Monday, September 27, 2021
Selling It: Uncle Abner Says
At first blush you'd think Uncle Abner Says, a panel that ran from 1936-38, is just another one of those ubiquitous panels of cracker-barrel wisdom like Abe Martin, Ching Chow or their many copycats. When you look over the gags, though, you find that ol' Abner is a bit of a one-note local yokel. He's pretty gosh darn unhappy about the gov'ment, specially the way they pick his pocket with them goldurn taxes. And not just his pocket, by cracky, he's fuming over the way that Roosevelt feller is taxing big corporations, too!
Hey, wait a minute now. A bewhiskered rustic like Abner complaining about taxes? Well, sure. But concerned about corporations? Hmm, that seems a bit out of character.
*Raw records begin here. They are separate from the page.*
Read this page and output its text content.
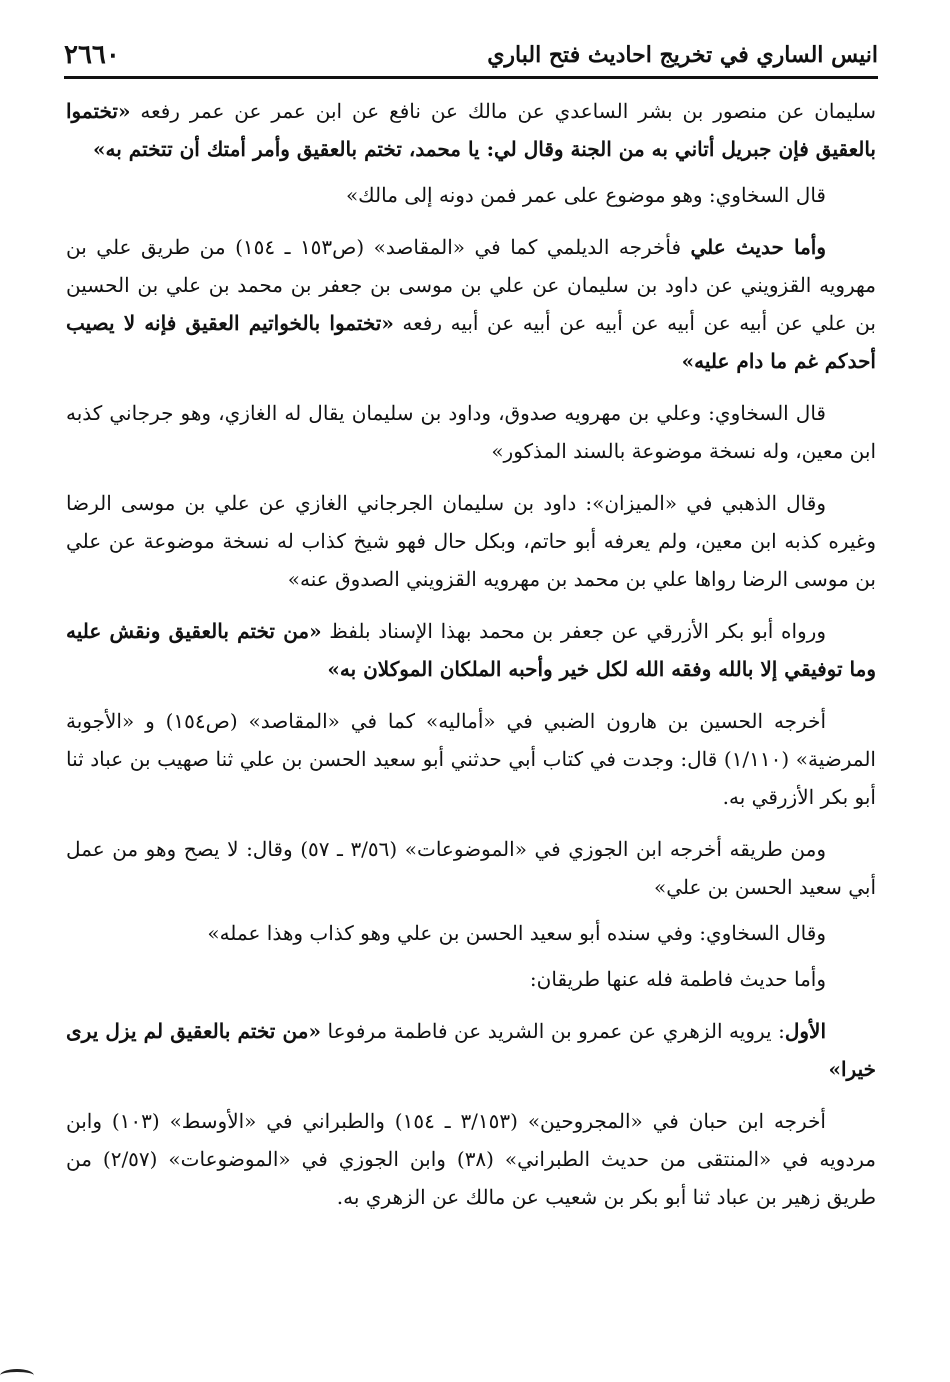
٢٦٦٠	انيس الساري في تخريج احاديث فتح الباري

سليمان عن منصور بن بشر الساعدي عن مالك عن نافع عن ابن عمر عن عمر رفعه «تختموا بالعقيق فإن جبريل أتاني به من الجنة وقال لي: يا محمد، تختم بالعقيق وأمر أمتك أن تتختم به»

قال السخاوي: وهو موضوع على عمر فمن دونه إلى مالك»

وأما حديث علي فأخرجه الديلمي كما في «المقاصد» (ص١٥٣ ـ ١٥٤) من طريق علي بن مهرويه القزويني عن داود بن سليمان عن علي بن موسى بن جعفر بن محمد بن علي بن الحسين بن علي عن أبيه عن أبيه عن أبيه عن أبيه عن أبيه رفعه «تختموا بالخواتيم العقيق فإنه لا يصيب أحدكم غم ما دام عليه»

قال السخاوي: وعلي بن مهرويه صدوق، وداود بن سليمان يقال له الغازي، وهو جرجاني كذبه ابن معين، وله نسخة موضوعة بالسند المذكور»

وقال الذهبي في «الميزان»: داود بن سليمان الجرجاني الغازي عن علي بن موسى الرضا وغيره كذبه ابن معين، ولم يعرفه أبو حاتم، وبكل حال فهو شيخ كذاب له نسخة موضوعة عن علي بن موسى الرضا رواها علي بن محمد بن مهرويه القزويني الصدوق عنه»

ورواه أبو بكر الأزرقي عن جعفر بن محمد بهذا الإسناد بلفظ «من تختم بالعقيق ونقش عليه وما توفيقي إلا بالله وفقه الله لكل خير وأحبه الملكان الموكلان به»

أخرجه الحسين بن هارون الضبي في «أماليه» كما في «المقاصد» (ص١٥٤) و «الأجوبة المرضية» (١/١١٠) قال: وجدت في كتاب أبي حدثني أبو سعيد الحسن بن علي ثنا صهيب بن عباد ثنا أبو بكر الأزرقي به.

ومن طريقه أخرجه ابن الجوزي في «الموضوعات» (٣/٥٦ ـ ٥٧) وقال: لا يصح وهو من عمل أبي سعيد الحسن بن علي»

وقال السخاوي: وفي سنده أبو سعيد الحسن بن علي وهو كذاب وهذا عمله»

وأما حديث فاطمة فله عنها طريقان:

الأول: يرويه الزهري عن عمرو بن الشريد عن فاطمة مرفوعا «من تختم بالعقيق لم يزل يرى خيرا»

أخرجه ابن حبان في «المجروحين» (٣/١٥٣ ـ ١٥٤) والطبراني في «الأوسط» (١٠٣) وابن مردويه في «المنتقى من حديث الطبراني» (٣٨) وابن الجوزي في «الموضوعات» (٢/٥٧) من طريق زهير بن عباد ثنا أبو بكر بن شعيب عن مالك عن الزهري به.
I hate to even suggest it of such a kindly old soul as Abner, but .... could he be on the take?
I hate to be the one to break the news, but it's true; Abner is a shill. He doesn't say a word that isn't bought and paid for by secret interests. Not surprisingly, those interests just happen to be big corporations. To lay all the cards on the table, Uncle Abner Says was a production of Six Star Service, a newspaper syndicate created by the National Association of Manufacturers*, a trade association and lobbying group of big businesses. They sent out propaganda material like this to newspapers free of charge: the newspaper filled some space with something mildly entertaining for free, and the manufacturers got their message out surreptiously, without running ads that few would bother to read. You might call it a win-win situation, except there were losers involved -- the newspaper readers who got a daily brainwashing session from what seems like an innocuous panel cartoon.
This sort of hidden advertising material was usually sent out in small batches, but in the case of Uncle Abner Says it was a full blown daily panel that ran for a very long time. I can track it from June 22 1936 to April 30 1938**, an unheard of almost three year run.
For almost the first year the feature was unsigned, but finally in March 1937 Nate Collier was allowed to start signing his work. I'm a big fan of Collier, but his talents, which skew to the goofy, are utterly wasted on this panel. But hey, it put food on the table at the Collier household, no foul there. I also feel sorry for Nate if he was tasked with creating all these gags, which get pretty darn monotonous in their one-note dirge for lower taxes. Not only did Nate have to write six gags a week on the same subject, but undoubtedly had to submit them for review to some corporate minister of propaganda who last smiled when Herbert Hoover was elected.
* Source: reported in Pittsburgh Press, June 26 1936.
** Sources: start date from Belvidere Republican, end date from Edinburg Courier.
Labels: Advertising Strips
Odd you should, (in jest, naturally) mention a possible "corporate minister of propaganda" who would have some sort of oversight to a N.A.M. project. The Trotskyite weekly "THE MILITANT" shrilly decried said project, citing the Abner componant with feigned indignation that it was a COMIC STRIP! FOR CHILDREN!Like it was pornography or something. They concluded that Goebbles would be green with envy.
Obviously they didn't ever really see what they were outraged about, or care, really. The effectiveness of the panel utterly negligable. Goebbles would not be impressed. That The Militant made this observation in 1944,eight years after the N.A.M. news release about the project, and six years after Abner ended, makes one wonder what they're bothering about.
Collier, however, was happily content to keep putting out toons for the N.A.M.,with a new batch of one-shot editorial panels offered by them just after the war. Don Herold contributed too.
--Allan
Though, if we were to be strictly in keeping with seeking obscure strips, There's an untapped Pyrite mine of them in the leftist papers like the various iterations of the Daily Worker, the New York Call, etc. I used to have a batch of them, and they are indeed, joyless things. Though they look like regular comic strip art, the funny, cartoony characters do cringemaking treks to join the Wobblies or to Tom Mooney rallies, or kids that tell'em where to get off at a Dies committee hearing. Maybe the funniest part is they're so deadly serious about it.